Choice of VSS to achieve performance, low data cost, and fault-tolerance
joebebel opened this issue · 2 comments
The fundamental problem is described very well in the DKG in the Wild paper: "the difficulty of differentiating between a slow node and a faulty node in the asynchronous setting are the primary sources of the added complexity."
Basically a slow node (or a faulty node that comes back online) must be able to complete the DKG, however, if the other nodes have already signed "ready", then it's difficult to guarantee share distribution for the slow/faulty node. The DKG in the Wild paper solves this because when HybridVSS succeeds, the slow nodes are guaranteed to recover because even if the dealer goes offline, everyone else can share to them.
I still think using univariate polynomials is a good idea because HybridVSS is just pretty expensive by itself. But we have to figure out exactly how to do it.
Just to enumerate some options:
- Post everyone's shares in some kind of verifiable-but-encrypted form "on chain". Optimistically, if the shares are only 48 bytes and there are 10,000 shares, and say we need to run 50 VSS instances, that's about 2.4MB chain storage per DKG. Not sure if that estimate is really realistic though. The "verifiable" part might make it more expensive.

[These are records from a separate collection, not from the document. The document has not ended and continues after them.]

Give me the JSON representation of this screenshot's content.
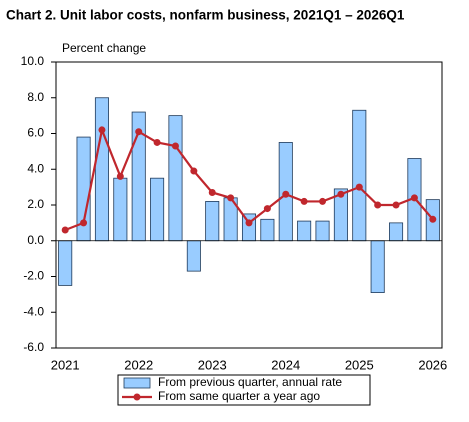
{
  "chart_data": {
    "type": "combo",
    "title": "Chart  2. Unit labor costs, nonfarm business, 2021Q1 – 2026Q1",
    "y_label": "Percent change",
    "categories": [
      "2021",
      null,
      null,
      null,
      "2022",
      null,
      null,
      null,
      "2023",
      null,
      null,
      null,
      "2024",
      null,
      null,
      null,
      "2025",
      null,
      null,
      null,
      "2026"
    ],
    "series": [
      {
        "name": "From previous quarter, annual rate",
        "type": "bar",
        "color": "#99ccff",
        "values": [
          -2.5,
          5.8,
          8.0,
          3.5,
          7.2,
          3.5,
          7.0,
          -1.7,
          2.2,
          2.4,
          1.5,
          1.2,
          5.5,
          1.1,
          1.1,
          2.9,
          7.3,
          -2.9,
          1.0,
          4.6,
          2.3
        ]
      },
      {
        "name": "From same quarter a year ago",
        "type": "line",
        "color": "#c0272d",
        "values": [
          0.6,
          1.0,
          6.2,
          3.6,
          6.1,
          5.5,
          5.3,
          3.9,
          2.7,
          2.4,
          1.0,
          1.8,
          2.6,
          2.2,
          2.2,
          2.6,
          3.0,
          2.0,
          2.0,
          2.4,
          1.2
        ]
      }
    ],
    "ylim": [
      -6,
      10
    ],
    "yticks": [
      {
        "value": -6,
        "label": "-6.0"
      },
      {
        "value": -4,
        "label": "-4.0"
      },
      {
        "value": -2,
        "label": "-2.0"
      },
      {
        "value": 0,
        "label": "0.0"
      },
      {
        "value": 2,
        "label": "2.0"
      },
      {
        "value": 4,
        "label": "4.0"
      },
      {
        "value": 6,
        "label": "6.0"
      },
      {
        "value": 8,
        "label": "8.0"
      },
      {
        "value": 10,
        "label": "10.0"
      }
    ],
    "grid": false
  }
}
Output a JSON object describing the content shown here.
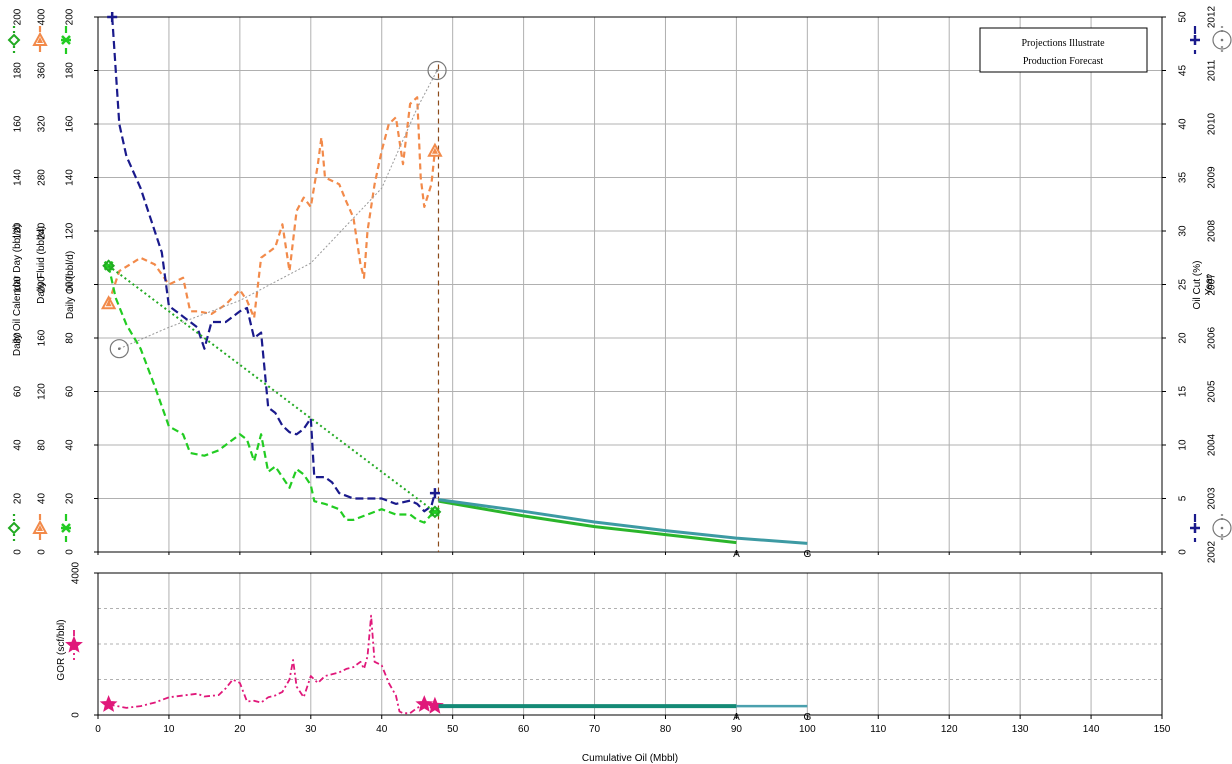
{
  "chart_data": [
    {
      "type": "line",
      "panel": "production",
      "xlabel": "Cumulative Oil (Mbbl)",
      "xlim": [
        0,
        150
      ],
      "x_ticks": [
        "0",
        "10",
        "20",
        "30",
        "40",
        "50",
        "60",
        "70",
        "80",
        "90",
        "100",
        "110",
        "120",
        "130",
        "140",
        "150"
      ],
      "y_axes": [
        {
          "label": "Daily Oil Calendar Day (bbl/d)",
          "range": [
            0,
            200
          ],
          "ticks": [
            "0",
            "20",
            "40",
            "60",
            "80",
            "100",
            "120",
            "140",
            "160",
            "180",
            "200"
          ],
          "color": "#22aa22"
        },
        {
          "label": "Daily Fluid (bbl/d)",
          "range": [
            0,
            400
          ],
          "ticks": [
            "0",
            "40",
            "80",
            "120",
            "160",
            "200",
            "240",
            "280",
            "320",
            "360",
            "400"
          ],
          "color": "#f28a4a"
        },
        {
          "label": "Daily Oil (bbl/d)",
          "range": [
            0,
            200
          ],
          "ticks": [
            "0",
            "20",
            "40",
            "60",
            "80",
            "100",
            "120",
            "140",
            "160",
            "180",
            "200"
          ],
          "color": "#22cc22"
        },
        {
          "label": "Oil Cut (%)",
          "range": [
            0,
            50
          ],
          "ticks": [
            "0",
            "5",
            "10",
            "15",
            "20",
            "25",
            "30",
            "35",
            "40",
            "45",
            "50"
          ],
          "color": "#1a1a8c"
        },
        {
          "label": "Year",
          "range": [
            2002,
            2012
          ],
          "ticks": [
            "2002",
            "2003",
            "2004",
            "2005",
            "2006",
            "2007",
            "2008",
            "2009",
            "2010",
            "2011",
            "2012"
          ],
          "color": "#888888"
        }
      ],
      "legend": {
        "lines": [
          "Projections Illustrate",
          "Production Forecast"
        ],
        "position": "top-right"
      },
      "series": [
        {
          "axis": 1,
          "color": "#f28a4a",
          "dash": "6,4",
          "width": 2.2,
          "marker": "triangle",
          "points": [
            [
              1.5,
              186
            ],
            [
              3,
              210
            ],
            [
              6,
              220
            ],
            [
              8,
              215
            ],
            [
              10,
              200
            ],
            [
              12,
              205
            ],
            [
              13,
              180
            ],
            [
              14,
              180
            ],
            [
              16,
              178
            ],
            [
              18,
              185
            ],
            [
              20,
              196
            ],
            [
              21,
              188
            ],
            [
              22,
              175
            ],
            [
              23,
              220
            ],
            [
              25,
              228
            ],
            [
              26,
              245
            ],
            [
              27,
              210
            ],
            [
              28,
              255
            ],
            [
              29,
              265
            ],
            [
              30,
              258
            ],
            [
              31,
              290
            ],
            [
              31.5,
              310
            ],
            [
              32,
              280
            ],
            [
              34,
              275
            ],
            [
              35,
              262
            ],
            [
              36,
              250
            ],
            [
              37,
              215
            ],
            [
              37.5,
              205
            ],
            [
              38,
              240
            ],
            [
              39,
              275
            ],
            [
              40,
              300
            ],
            [
              41,
              320
            ],
            [
              42,
              325
            ],
            [
              43,
              290
            ],
            [
              44,
              335
            ],
            [
              45,
              340
            ],
            [
              45.5,
              280
            ],
            [
              46,
              258
            ],
            [
              47,
              275
            ],
            [
              47.5,
              300
            ]
          ]
        },
        {
          "axis": 3,
          "color": "#1a1a8c",
          "dash": "8,4",
          "width": 2.2,
          "marker": "plus",
          "points": [
            [
              2,
              50
            ],
            [
              3,
              40
            ],
            [
              4,
              37
            ],
            [
              6,
              34
            ],
            [
              8,
              30
            ],
            [
              9,
              28
            ],
            [
              10,
              23
            ],
            [
              12,
              22
            ],
            [
              14,
              21
            ],
            [
              15,
              19
            ],
            [
              16,
              21.5
            ],
            [
              18,
              21.5
            ],
            [
              20,
              22.5
            ],
            [
              21,
              22.8
            ],
            [
              22,
              20
            ],
            [
              23,
              20.5
            ],
            [
              24,
              13.5
            ],
            [
              25,
              13
            ],
            [
              26,
              11.8
            ],
            [
              27,
              11.2
            ],
            [
              28,
              11
            ],
            [
              29,
              11.5
            ],
            [
              30,
              12.5
            ],
            [
              30.5,
              7
            ],
            [
              32,
              7
            ],
            [
              33,
              6.5
            ],
            [
              34,
              5.5
            ],
            [
              36,
              5
            ],
            [
              38,
              5
            ],
            [
              40,
              5
            ],
            [
              42,
              4.5
            ],
            [
              44,
              4.8
            ],
            [
              45,
              4.5
            ],
            [
              46,
              3.8
            ],
            [
              47,
              4.3
            ],
            [
              47.5,
              5.5
            ]
          ]
        },
        {
          "axis": 2,
          "color": "#22cc22",
          "dash": "7,4",
          "width": 2.2,
          "marker": "x",
          "points": [
            [
              1.5,
              107
            ],
            [
              2.5,
              95
            ],
            [
              4,
              85
            ],
            [
              6,
              76
            ],
            [
              8,
              62
            ],
            [
              10,
              47
            ],
            [
              12,
              44
            ],
            [
              13,
              37
            ],
            [
              15,
              36
            ],
            [
              17,
              38
            ],
            [
              18,
              40
            ],
            [
              20,
              44
            ],
            [
              21,
              42
            ],
            [
              22,
              34
            ],
            [
              23,
              44
            ],
            [
              24,
              30
            ],
            [
              25,
              32
            ],
            [
              26,
              28
            ],
            [
              27,
              24
            ],
            [
              28,
              31
            ],
            [
              29,
              29
            ],
            [
              30,
              25
            ],
            [
              30.5,
              19
            ],
            [
              32,
              18
            ],
            [
              34,
              16
            ],
            [
              35,
              12
            ],
            [
              36,
              12
            ],
            [
              38,
              14
            ],
            [
              40,
              16
            ],
            [
              42,
              14
            ],
            [
              44,
              14
            ],
            [
              45,
              12
            ],
            [
              46,
              11
            ],
            [
              47,
              14
            ],
            [
              47.5,
              15
            ]
          ]
        },
        {
          "axis": 0,
          "color": "#22aa22",
          "dash": "2,3",
          "width": 2,
          "marker": "diamond",
          "points": [
            [
              1.5,
              107
            ],
            [
              47.5,
              15
            ]
          ]
        },
        {
          "axis": 4,
          "color": "#999999",
          "dash": "2,2",
          "width": 1,
          "marker": "circle",
          "points": [
            [
              3,
              2005.8
            ],
            [
              10,
              2006.2
            ],
            [
              20,
              2006.7
            ],
            [
              30,
              2007.4
            ],
            [
              40,
              2008.8
            ],
            [
              45,
              2010.3
            ],
            [
              47.8,
              2011.0
            ]
          ]
        },
        {
          "axis": 2,
          "color": "#2bb52b",
          "dash": "",
          "width": 3,
          "marker": "none",
          "forecast": true,
          "points": [
            [
              48,
              19
            ],
            [
              60,
              13.5
            ],
            [
              70,
              9.5
            ],
            [
              80,
              6.5
            ],
            [
              90,
              3.5
            ]
          ]
        },
        {
          "axis": 3,
          "color": "#3d9aa3",
          "dash": "",
          "width": 3,
          "marker": "none",
          "forecast": true,
          "points": [
            [
              48,
              4.9
            ],
            [
              60,
              3.8
            ],
            [
              70,
              2.8
            ],
            [
              80,
              2.0
            ],
            [
              90,
              1.3
            ],
            [
              100,
              0.8
            ]
          ]
        }
      ],
      "endpoint_labels": [
        {
          "x": 90,
          "text": "A"
        },
        {
          "x": 100,
          "text": "G"
        }
      ],
      "vline_x": 48,
      "grid": true
    },
    {
      "type": "line",
      "panel": "gor",
      "xlabel": "Cumulative Oil (Mbbl)",
      "xlim": [
        0,
        150
      ],
      "ylabel": "GOR (scf/bbl)",
      "ylim": [
        0,
        4000
      ],
      "y_ticks": [
        "0",
        "4000"
      ],
      "series": [
        {
          "color": "#e0187a",
          "dash": "6,3,2,3",
          "width": 1.8,
          "marker": "star",
          "points": [
            [
              1.5,
              300
            ],
            [
              4,
              200
            ],
            [
              6,
              250
            ],
            [
              8,
              350
            ],
            [
              10,
              500
            ],
            [
              12,
              550
            ],
            [
              14,
              600
            ],
            [
              15,
              520
            ],
            [
              17,
              560
            ],
            [
              18,
              750
            ],
            [
              19,
              1000
            ],
            [
              20,
              900
            ],
            [
              21,
              380
            ],
            [
              22,
              400
            ],
            [
              23,
              350
            ],
            [
              24,
              500
            ],
            [
              25,
              550
            ],
            [
              26,
              650
            ],
            [
              27,
              1000
            ],
            [
              27.5,
              1550
            ],
            [
              28,
              800
            ],
            [
              29,
              500
            ],
            [
              30,
              1100
            ],
            [
              31,
              900
            ],
            [
              32,
              1100
            ],
            [
              34,
              1200
            ],
            [
              35,
              1300
            ],
            [
              36,
              1350
            ],
            [
              37,
              1500
            ],
            [
              37.5,
              1300
            ],
            [
              38,
              1650
            ],
            [
              38.5,
              2800
            ],
            [
              39,
              1500
            ],
            [
              40,
              1400
            ],
            [
              41,
              900
            ],
            [
              42,
              550
            ],
            [
              42.5,
              100
            ],
            [
              43,
              50
            ],
            [
              44,
              50
            ],
            [
              45,
              200
            ],
            [
              46,
              300
            ],
            [
              47,
              200
            ],
            [
              47.5,
              250
            ]
          ]
        },
        {
          "color": "#148a76",
          "dash": "",
          "width": 4,
          "marker": "none",
          "forecast": true,
          "points": [
            [
              48,
              250
            ],
            [
              90,
              250
            ]
          ]
        },
        {
          "color": "#4aa0ae",
          "dash": "",
          "width": 2.5,
          "marker": "none",
          "forecast": true,
          "points": [
            [
              90,
              250
            ],
            [
              100,
              250
            ]
          ]
        }
      ],
      "endpoint_labels": [
        {
          "x": 90,
          "text": "A"
        },
        {
          "x": 100,
          "text": "G"
        }
      ]
    }
  ]
}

Maybe the data amount is not prohibitively expensive, but not ideal either.
- Keep trying to patch the univariate scheme to work cryptographically. I really think this should be possible, the challenge is in the details. Maybe there's suboptions for option (2), let's say (2a) and (2b). (2a) is to get consensus on which nodes complete each VSS (and overall DKG) instead of running each VSS separately - the way to make it work is maybe to not treat the VSS instances as independent (because then the faulty nodes might differ between VSS instances) but to also achieve consensus on what nodes have finished common sets of VSS. (2b) is to encrypt the shares in some publicly verifiable way (further investigation needed)
- Maybe use cryptoeconomics instead of verification. That is, the dealer distributes a big blob of everyone's shares (encrypted individually) and each node has no hope of verifying that other's shares are valid, but if someone else's shares turn out invalid, this fact can be verifiably revealed later (even after VSS is complete) and the dealer can be slashed
I actually rather like option 3 now that I consider it more. It uses very little on chain data (more or less the protocol described in the call on Tuesday), has low cryptographic and computational complexity, and particularly cheap in the optimistic case where no one tries to cheat and there are few/no network failures.
The scalability of (1) bothers me. it wastes a lot of resources to handle a non-optimistic case (bad behavior by the dealer) and the scalability of number of shares is itself part of the security of the system (a larger number of shares and therefore increased granularity/resolution can help the security, particularly if there are many small weight nodes in the system)
The cost of running VSS over Tendermint is probably not worth the benefits. In particular the encrypted shares need to be checked for consistency by everyone, which is not only difficult but also not cheap computationally. Not impossible to make it work out but there is a straightforward approach using AVSS which can be made fast, so that seems like the better option.
Cost mitigation measures can be implemented in the future, so the plan is to go with VSS over Tendermint.